I met him at the Farmers’ Market around the Capitol Square in Madison one Saturday. He was selling some of the vegetables from his fields. I don’t know how we decided to get together there — I usually didn’t befriend anyone who was part of the “audience” — or whether he had any illusions about romancing a radio “star.” He was living alone out there, isolated in the country, I thought. But after all, wasn’t I older, and a city girl? Looking back on our meeting, I wasn’t prepared for the earnestness, the poetry of him.

He seemed quiet, fragile, as if life had broken him once and now the land and his hands were restoring him back to health. Or perhaps I have this completely wrong. He was just nervous about this encounter. Or shy, artistic, thoughtful, the silent type in plaid flannel shirts.

How many letters did Neil send me? How did we become friends? I have no recollection of these details. I also can’t remember why I agreed to let him introduce me to one of the locals to hear about a barn-raising. I didn’t think it was much of a story, and I didn’t pursue it. I felt awkward that I turned him down.

Was I the one who encouraged him to folk dance Saturday nights about 30 miles from the city, at a folk arts and cultural center? It was a place I loved, where life was simple, elemental, where we brewed tea from herbs growing in the garden. At the cheese factory up the road I bought whey cream, skimmed before the curds were formed.

At Folklore Village he made friends, met a young woman, raven-haired, practical, level-headed, not at all like me, high-strung, hell-bent on a career. As luck would have it, as she got to know him, she was full of love for him.

Funny how we must have kept in touch after he had moved away and they got married. I visited them once, in their new home in upstate New York. The sun was streaming through the windows, warming balls of wool for knitting, lying in the basket. (Perhaps there was a mischievous spotted cat, all eager paws. Or I am just wishing it so.) I doubt that we ever spoke or wrote to one another thereafter. I drove off, on a different trajectory, heading for other broadcasting jobs that would take me places: New York City and Paris.

I ask myself now, am I making too much of this? Do I regret losing touch with him? Not really. I pursued a less-subdued life than his, perhaps, and have wound up in the right place for me. But it’s that very place that reminds me of him.

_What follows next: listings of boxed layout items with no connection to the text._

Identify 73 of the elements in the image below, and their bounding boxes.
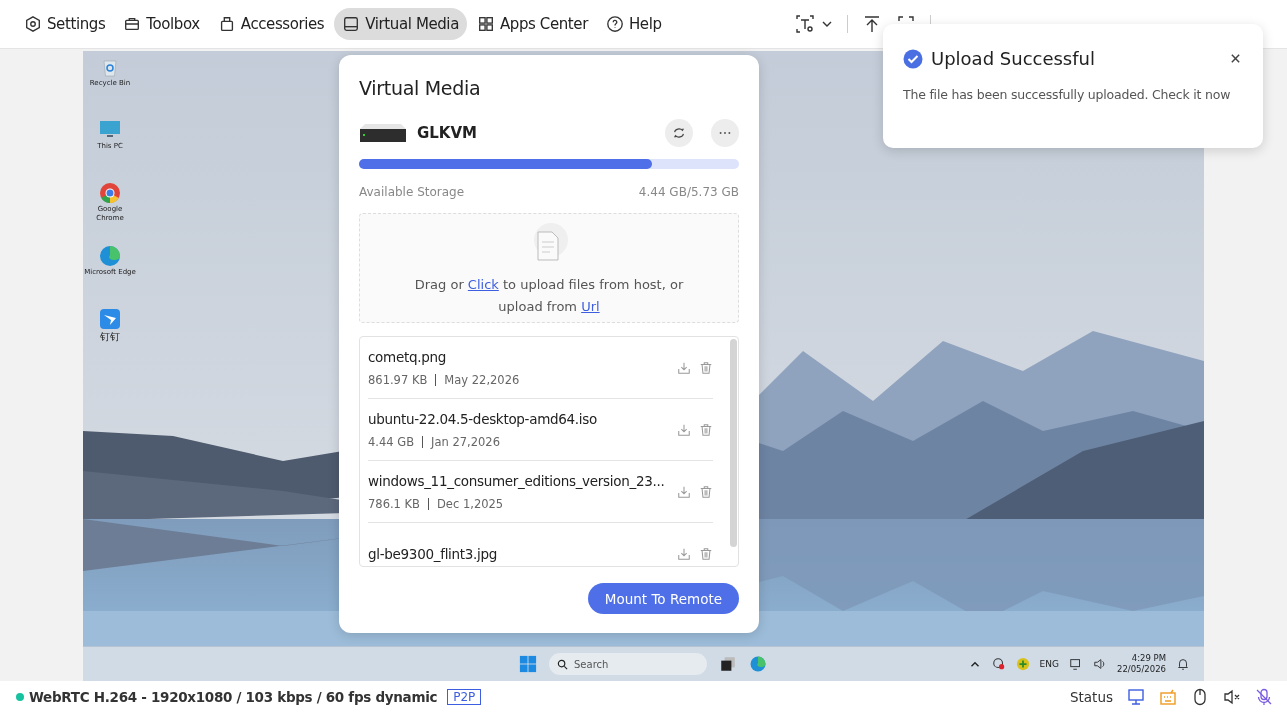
monitor-icon[interactable] (1127, 688, 1145, 706)
keyboard-icon[interactable] (1159, 688, 1177, 706)
speaker-muted-icon[interactable] (1223, 688, 1241, 706)
drive-icon (342, 15, 361, 33)
toast-message: The file has been successfully uploaded. Check it now (903, 87, 1232, 102)
mount-button[interactable]: Mount To Remote (587, 583, 739, 614)
browser-icon[interactable] (749, 655, 767, 673)
upload-instructions: Drag or Click to upload files from host, or upload from Url (414, 276, 684, 316)
p2p-badge: P2P (447, 689, 482, 705)
download-icon[interactable] (677, 360, 691, 375)
file-name: ubuntu-22.04.5-desktop-amd64.iso (368, 410, 598, 427)
nav-tab[interactable]: Apps Center (468, 8, 596, 40)
nav-tab[interactable]: Toolbox (115, 8, 208, 40)
drive-icon (359, 123, 407, 143)
file-date: Dec 1,2025 (437, 496, 504, 511)
delete-icon[interactable] (699, 422, 713, 437)
toast-title: Upload Successful (931, 48, 1096, 69)
file-date: Jan 27,2026 (431, 434, 500, 449)
nav-tab[interactable]: Virtual Media (334, 8, 467, 40)
download-icon[interactable] (677, 484, 691, 499)
url-link[interactable]: Url (581, 299, 600, 314)
text-recognition-icon[interactable] (795, 14, 815, 34)
stream-info: WebRTC H.264 - 1920x1080 / 103 kbps / 60 fps dynamic (29, 689, 438, 705)
click-link[interactable]: Click (467, 277, 499, 292)
close-icon[interactable] (1230, 53, 1241, 64)
nav-tab[interactable]: Settings (16, 8, 114, 40)
volume-icon[interactable] (1093, 657, 1107, 671)
settings-icon (24, 15, 42, 33)
microphone-off-icon[interactable] (1255, 688, 1273, 706)
clock[interactable]: 4:29 PM 22/05/2026 (1117, 653, 1166, 675)
grid-icon (476, 15, 495, 33)
file-size: 786.1 KB (368, 496, 420, 511)
file-date: May 22,2026 (444, 372, 520, 387)
toolbox-icon (123, 15, 142, 33)
upload-icon[interactable] (862, 14, 882, 34)
network-icon[interactable] (1069, 657, 1083, 671)
search-field[interactable]: Search (549, 653, 707, 675)
bell-icon[interactable] (1176, 657, 1190, 671)
download-icon[interactable] (677, 422, 691, 437)
language-indicator[interactable]: ENG (1039, 659, 1059, 669)
scrollbar[interactable] (730, 339, 737, 547)
dialog-title: Virtual Media (359, 77, 482, 99)
refresh-icon (672, 126, 686, 140)
file-size: 4.44 GB (368, 434, 415, 449)
app-icon[interactable] (98, 307, 122, 331)
browser-icon[interactable] (98, 244, 122, 268)
desktop-icon-label: 钉钉 (100, 331, 120, 342)
task-view-icon[interactable] (719, 655, 737, 673)
search-icon (557, 658, 568, 670)
sync-icon[interactable] (991, 657, 1006, 671)
file-name: gl-be9300_flint3.jpg (368, 545, 499, 562)
connection-dot (16, 693, 24, 701)
delete-icon[interactable] (699, 360, 713, 375)
storage-label: Available Storage (359, 185, 465, 199)
status-label[interactable]: Status (1069, 689, 1113, 705)
plus-circle-icon[interactable] (1015, 657, 1030, 671)
nav-tab[interactable]: Accessories (209, 8, 333, 40)
download-icon[interactable] (677, 546, 691, 561)
file-name: cometq.png (368, 348, 447, 365)
device-name: GLKVM (417, 124, 479, 142)
nav-tab[interactable]: Help (597, 8, 670, 40)
storage-reading: 4.44 GB/5.73 GB (638, 185, 739, 199)
delete-icon[interactable] (699, 484, 713, 499)
upload-drop-zone[interactable]: Drag or Click to upload files from host, or upload from Url (359, 213, 739, 323)
help-icon (605, 15, 624, 33)
delete-icon[interactable] (699, 546, 713, 561)
browser-icon[interactable] (98, 181, 122, 205)
windows-logo-icon[interactable] (519, 655, 537, 673)
file-size: 861.97 KB (368, 372, 428, 387)
file-name: windows_11_consumer_editions_version_23... (368, 472, 666, 489)
refresh-button[interactable] (665, 119, 693, 147)
mouse-icon[interactable] (1191, 688, 1209, 706)
check-circle-icon (903, 48, 923, 69)
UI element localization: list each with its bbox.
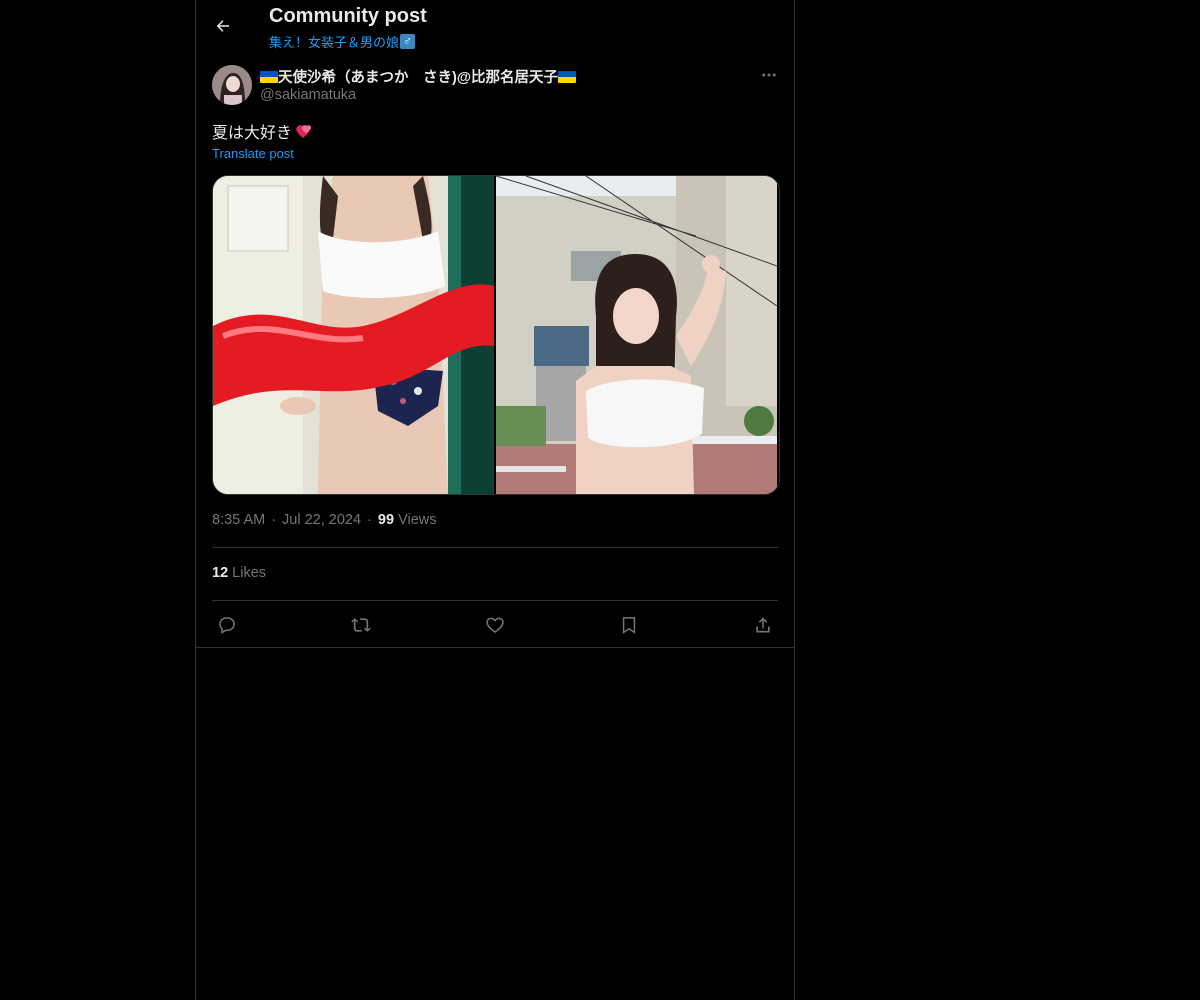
avatar[interactable] [212,65,252,105]
media-grid [212,175,780,495]
bookmark-button[interactable] [614,611,644,639]
divider [196,647,794,648]
community-name: 集え！女装子＆男の娘 [269,35,400,50]
post-text: 夏は大好き [212,119,314,143]
author-name-text: 天使沙希（あまつか さき)@比那名居天子 [278,70,558,86]
male-sign-icon: ♂ [400,34,416,49]
likes-count: 12 [212,565,229,581]
more-horizontal-icon [762,73,776,77]
divider [212,547,778,548]
page-title: Community post [269,5,427,27]
share-button[interactable] [748,611,778,639]
repost-button[interactable] [346,611,376,639]
heart-icon [486,617,504,634]
views-count: 99 [377,512,395,528]
post-time[interactable]: 8:35 AM [212,512,265,528]
bookmark-icon [622,617,636,634]
like-button[interactable] [480,611,510,639]
repost-icon [351,618,371,632]
views-label: Views [398,512,437,528]
post-meta: 8:35 AM · Jul 22, 2024 · 99 Views [212,512,437,528]
arrow-left-icon [216,20,229,32]
post-image-2[interactable] [496,176,777,494]
action-bar [212,611,778,639]
post-text-content: 夏は大好き [212,125,293,142]
main-column: Community post 集え！女装子＆男の娘 ♂ 天使沙希（あまつか さき… [195,0,795,1000]
flag-icon [260,70,278,83]
back-button[interactable] [208,11,238,41]
post-date[interactable]: Jul 22, 2024 [282,512,361,528]
flag-icon [557,70,576,83]
divider [212,600,778,601]
author-name[interactable]: 天使沙希（あまつか さき)@比那名居天子 [260,66,576,87]
reply-button[interactable] [212,611,242,639]
author-handle[interactable]: @sakiamatuka [260,87,356,103]
likes-label: Likes [232,565,267,581]
share-icon [756,617,770,633]
community-link[interactable]: 集え！女装子＆男の娘 ♂ [269,32,416,51]
reply-icon [219,617,235,634]
translate-post-link[interactable]: Translate post [212,146,294,161]
more-button[interactable] [758,64,780,86]
heart-emoji [296,125,312,138]
likes-stat[interactable]: 12 Likes [212,565,266,581]
post-image-1[interactable] [213,176,494,494]
page-header: Community post 集え！女装子＆男の娘 ♂ [196,0,794,53]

I thought I had been the guide, even the teacher, but I know that Neil really was. If I had been looking for gentleness and grace in the morning, he was the one who acknowledged its possibility, who nurtured it in me.

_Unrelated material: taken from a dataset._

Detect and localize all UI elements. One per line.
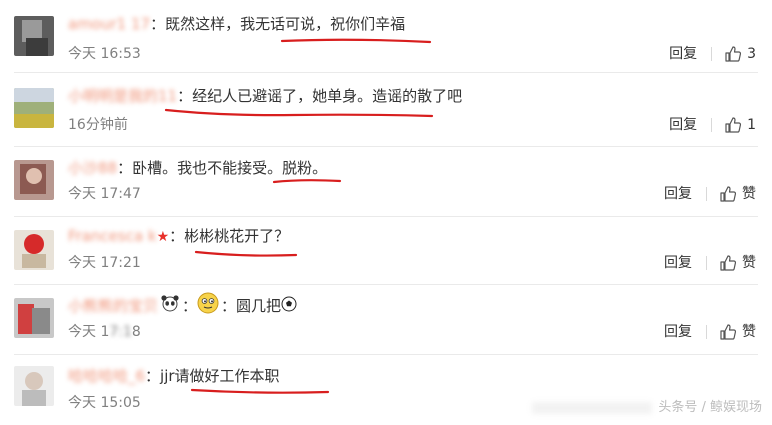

Venus, she has become my signal to delight in life, in the day’s fleeting moments, its unexpected connections. And in its magic, too.

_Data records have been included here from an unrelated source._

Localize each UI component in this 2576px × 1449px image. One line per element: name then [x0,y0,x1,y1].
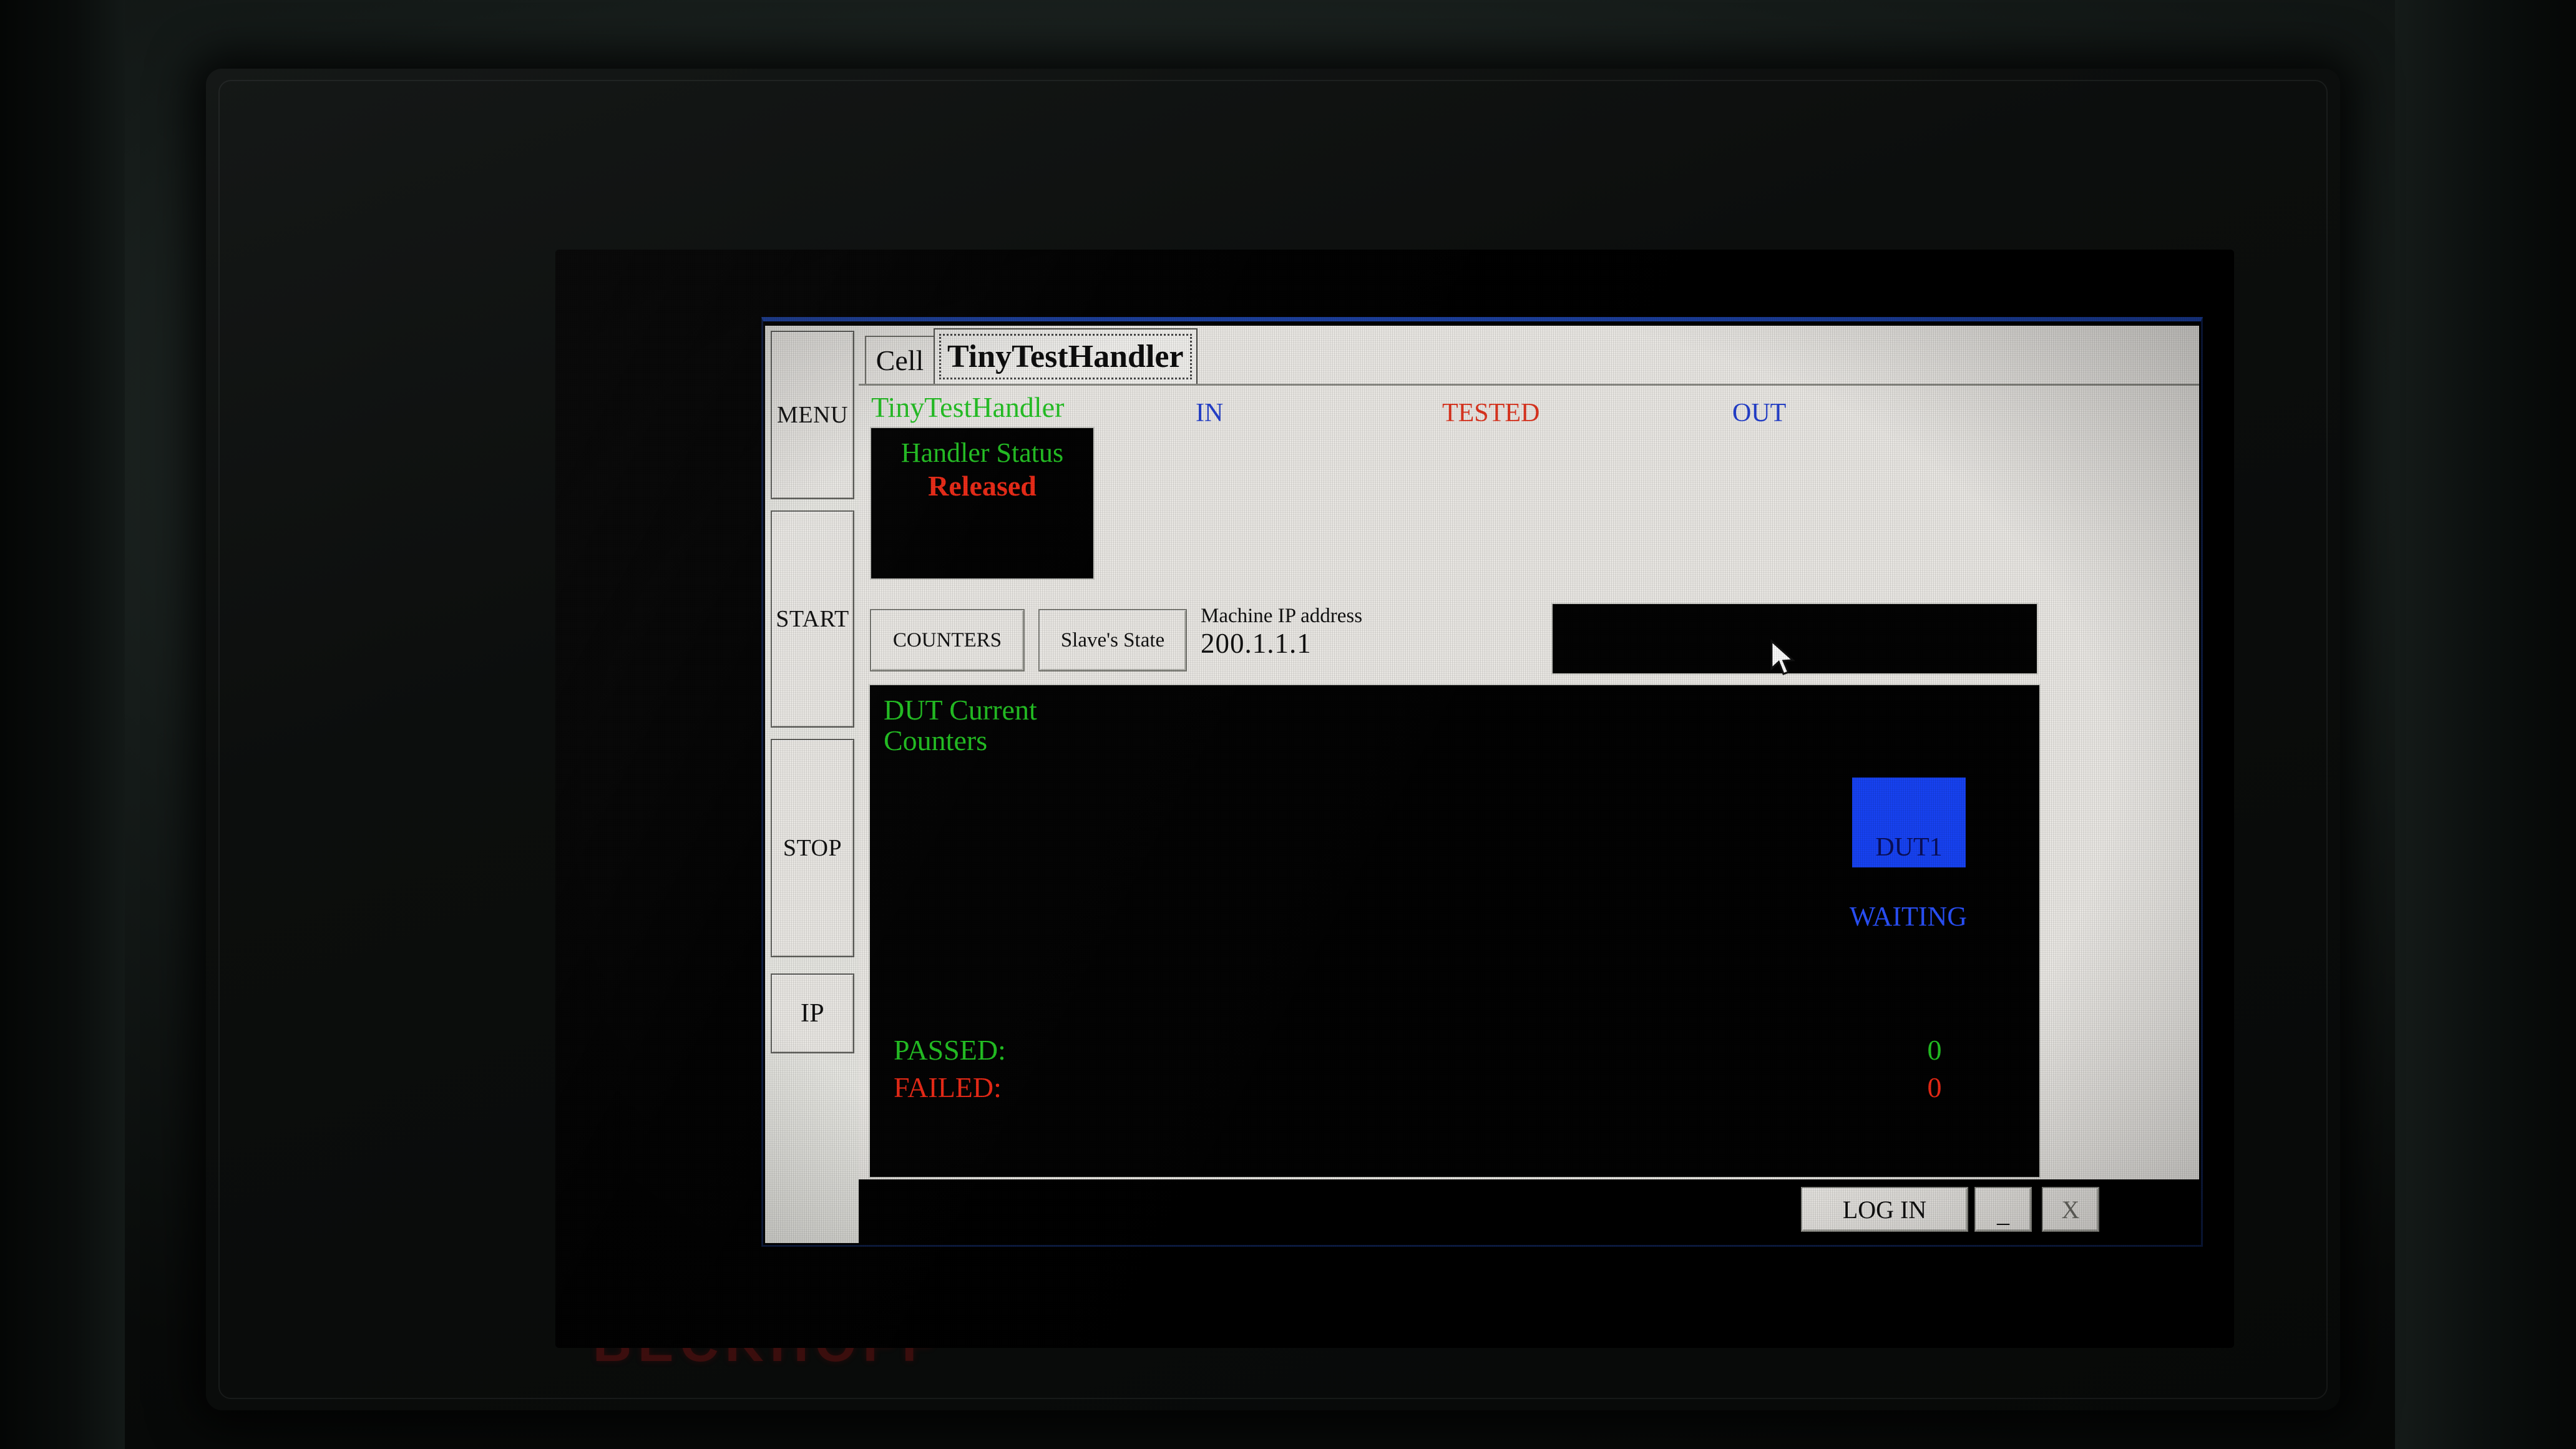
tab-tinytesthandler[interactable]: TinyTestHandler [934,328,1198,384]
column-header-out: OUT [1732,399,1787,427]
sidebar-item-start[interactable]: START [771,510,854,728]
passed-label: PASSED: [894,1034,1006,1066]
dut-counters-title: DUT Current Counters [884,694,1037,756]
slaves-state-button[interactable]: Slave's State [1038,609,1187,671]
close-icon: X [2061,1195,2080,1224]
page-title: TinyTestHandler [871,391,1065,423]
machine-ip-value: 200.1.1.1 [1201,627,1312,659]
handler-status-panel: Handler Status Released [870,427,1095,580]
dut1-state: WAITING [1849,901,1968,932]
failed-label: FAILED: [894,1071,1002,1103]
button-label: COUNTERS [892,628,1002,651]
tab-label: TinyTestHandler [947,339,1184,374]
column-header-in: IN [1196,399,1224,427]
dut-counters-panel: DUT Current Counters DUT1 WAITING PASSED… [869,684,2041,1178]
tab-strip: Cell TinyTestHandler [859,326,2199,386]
io-status-panel [1551,603,2038,675]
minimize-icon: _ [1997,1199,2009,1227]
page-body: TinyTestHandler IN TESTED OUT Handler St… [859,386,2199,1188]
sidebar-item-ip[interactable]: IP [771,973,854,1053]
button-label: LOG IN [1842,1195,1927,1224]
sidebar-item-label: START [776,606,849,632]
sidebar-item-label: STOP [783,835,842,861]
sidebar-item-stop[interactable]: STOP [771,739,854,957]
handler-status-label: Handler Status [900,437,1064,468]
application-window: MENU START STOP IP Cell TinyTestHandler … [761,317,2203,1247]
button-label: Slave's State [1060,628,1165,651]
login-button[interactable]: LOG IN [1801,1187,1968,1232]
minimize-button[interactable]: _ [1974,1187,2032,1232]
sidebar-item-menu[interactable]: MENU [771,331,854,499]
tab-cell[interactable]: Cell [865,336,935,384]
lcd-screen: MENU START STOP IP Cell TinyTestHandler … [555,250,2234,1348]
sidebar-item-label: IP [800,999,825,1028]
sidebar-item-label: MENU [777,402,848,428]
dut1-indicator[interactable]: DUT1 [1852,778,1966,867]
handler-status-value: Released [928,470,1037,502]
side-rail: MENU START STOP IP [765,326,859,1243]
failed-row: FAILED: 0 [870,1071,2039,1105]
background-left-panel [0,0,125,1449]
column-header-tested: TESTED [1442,399,1540,427]
monitor-bezel: BECKHOFF MENU START STOP IP Cell TinyTes… [206,69,2340,1410]
passed-value: 0 [1927,1034,1942,1066]
failed-value: 0 [1927,1071,1942,1103]
background-right-panel [2395,0,2576,1449]
machine-ip-block: Machine IP address 200.1.1.1 [1201,605,1362,660]
dut1-label: DUT1 [1875,833,1943,862]
photo-background: BECKHOFF MENU START STOP IP Cell TinyTes… [0,0,2576,1449]
counters-button[interactable]: COUNTERS [870,609,1025,671]
machine-ip-label: Machine IP address [1201,605,1363,627]
close-button[interactable]: X [2042,1187,2099,1232]
bottom-bar: LOG IN _ X [859,1179,2199,1243]
tab-label: Cell [876,344,924,376]
passed-row: PASSED: 0 [870,1033,2039,1067]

Born and raised in New York City, RONNIE HESS came west for graduate study (MA, History) at the University of Wisconsin-Madison. A career in broadcast journalism followed with travels around Europe for CBS News. She was a Knight Fellow (PJP) at Stanford University in 1978-79. Hess writes frequently on food and travel and is the author of a culinary travel guide, Eat Smart in France, as well as a poetry chapbook, Whole Cloth. She drinks only French champagne and has a particular fondness for dark chocolate.